L’une des relations les plus savoureuses dépeintes par la série est celle que noue Tom avec Greg, en ce qu’elle instaure une nouvelle hiérarchie au sein de la hiérarchie (Tom passant de laquais à donneur d’ordres). L’autorité est-elle circonstancielle ?
Totalement. Jesse Armstrong fait partie des déçus du simplisme des clivages que relaie aujourd’hui une certaine gauche – par exemple, entre le « wokisme » et le « trumpisme ». Pour lui, les êtres humains sont complexes, ambivalents, souvent tiraillés entre des idéologies qui peuvent paraître contradictoires. On ne saurait les réduire à quelques caractéristiques binaires. Cela s’applique parfaitement à Tom, qui fait des choix guidés par son intérêt personnel tout en ayant conscience qu’ils le rendent malheureux. Il devient une mauvaise personne par avidité, et pourtant c’est le seul qui travaille vraiment dans la série. Il incarne un idéal américain dans ce qu’il a de plus composite : vecteur de croissance, mais aussi intéressé et duplice.
La relation entre Tom et Greg est emblématique de cette duplicité. Renoncer à sa propre liberté ne peut se faire qu’à condition de pouvoir asservir quelqu’un d’autre. Tom accorde à Logan le droit de le maltraiter à partir du moment où il peut lui-même devenir un petit souverain dictatorial. Cela crée une chaîne d’asservissement dans la société, qui rend de nombreux maillons malheureux.

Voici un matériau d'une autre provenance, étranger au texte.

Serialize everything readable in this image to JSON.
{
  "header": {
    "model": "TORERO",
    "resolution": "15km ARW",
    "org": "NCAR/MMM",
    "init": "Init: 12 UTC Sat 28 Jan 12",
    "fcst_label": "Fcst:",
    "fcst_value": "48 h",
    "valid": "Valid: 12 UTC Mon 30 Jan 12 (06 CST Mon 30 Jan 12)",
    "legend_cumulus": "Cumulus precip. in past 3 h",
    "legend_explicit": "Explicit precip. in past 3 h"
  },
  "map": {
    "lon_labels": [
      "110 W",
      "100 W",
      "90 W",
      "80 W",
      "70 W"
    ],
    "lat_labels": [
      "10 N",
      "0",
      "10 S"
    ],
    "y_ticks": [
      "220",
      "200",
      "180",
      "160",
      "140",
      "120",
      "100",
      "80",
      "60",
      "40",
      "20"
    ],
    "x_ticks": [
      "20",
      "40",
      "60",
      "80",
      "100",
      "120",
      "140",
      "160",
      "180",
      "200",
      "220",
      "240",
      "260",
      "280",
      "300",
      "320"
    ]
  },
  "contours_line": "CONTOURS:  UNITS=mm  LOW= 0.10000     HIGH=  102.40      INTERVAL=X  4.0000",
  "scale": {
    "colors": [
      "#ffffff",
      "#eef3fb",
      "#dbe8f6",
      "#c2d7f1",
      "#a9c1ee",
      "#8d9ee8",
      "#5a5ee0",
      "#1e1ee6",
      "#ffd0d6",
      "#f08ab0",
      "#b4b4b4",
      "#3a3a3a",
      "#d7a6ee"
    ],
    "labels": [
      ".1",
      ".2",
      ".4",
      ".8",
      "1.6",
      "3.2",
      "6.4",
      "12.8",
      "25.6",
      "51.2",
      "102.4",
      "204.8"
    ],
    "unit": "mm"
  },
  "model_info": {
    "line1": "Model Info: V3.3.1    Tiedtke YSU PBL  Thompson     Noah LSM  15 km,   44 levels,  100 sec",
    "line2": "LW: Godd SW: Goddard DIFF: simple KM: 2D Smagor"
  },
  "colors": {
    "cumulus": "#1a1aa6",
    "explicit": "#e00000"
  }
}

Mais Greg ne se réduit pas à une victime : il a de l’ambition, un intérêt à se placer dans la roue de Tom. Venant d’une famille riche, il estime anormal de ne pas être en mesure de mener la grande vie. À ce titre, on peut le voir comme un Tom en puissance : il est son héritier. La « succession » se joue aussi au sein de ce binôme.
Shiv a tout pour prendre la succession de son père… sauf qu’elle est une femme. Ce sujet est très présent dans les séries récentes de HBO, de House of the Dragon (Rhaenyra, Rhaenys) à The White Lotus (Nicole). Que nous enseigne spécifiquement la trajectoire de Shiv ?
Le bilan que l’on peut en tirer est assez pessimiste. Le « problème » de Shiv est qu’elle a la capacité d’enfanter, ce qui la piège dans tous les cas : ne pas avoir d’enfants pose la question de sa succession ; en avoir la met en retrait, le temps de sa grossesse voire au-delà (la marginalisation des femmes enceintes dans le monde du travail ayant été largement prouvée). Les femmes qui travaillent et assument d’importantes responsabilités ont certes la possibilité d’emprunter un schéma masculin, mais cela n’est pas sans conséquences. Existe-t-il une bonne manière d’être une dirigeante politique, par exemple ? Si c’est pour reproduire des modes de gouvernance abusifs, est-ce que cela doit servir de modèle à suivre ? La série nous place face à une aporie assez déprimante – mais très juste – concernant le patriarcat. Celui-ci n’existerait pas sans les femmes, que ce soit de plein gré ou à leur corps défendant. Shiv est l’incarnation de cette ambiguïté : tantôt elle reconduit, tantôt elle subit la domination masculine. Être une femme semble incompatible avec la direction d’une multinationale, ce qui remet en cause l’aspiration féministe de « tout avoir ». Shiv n’a d’autre choix que de consentir à de lourds sacrifices.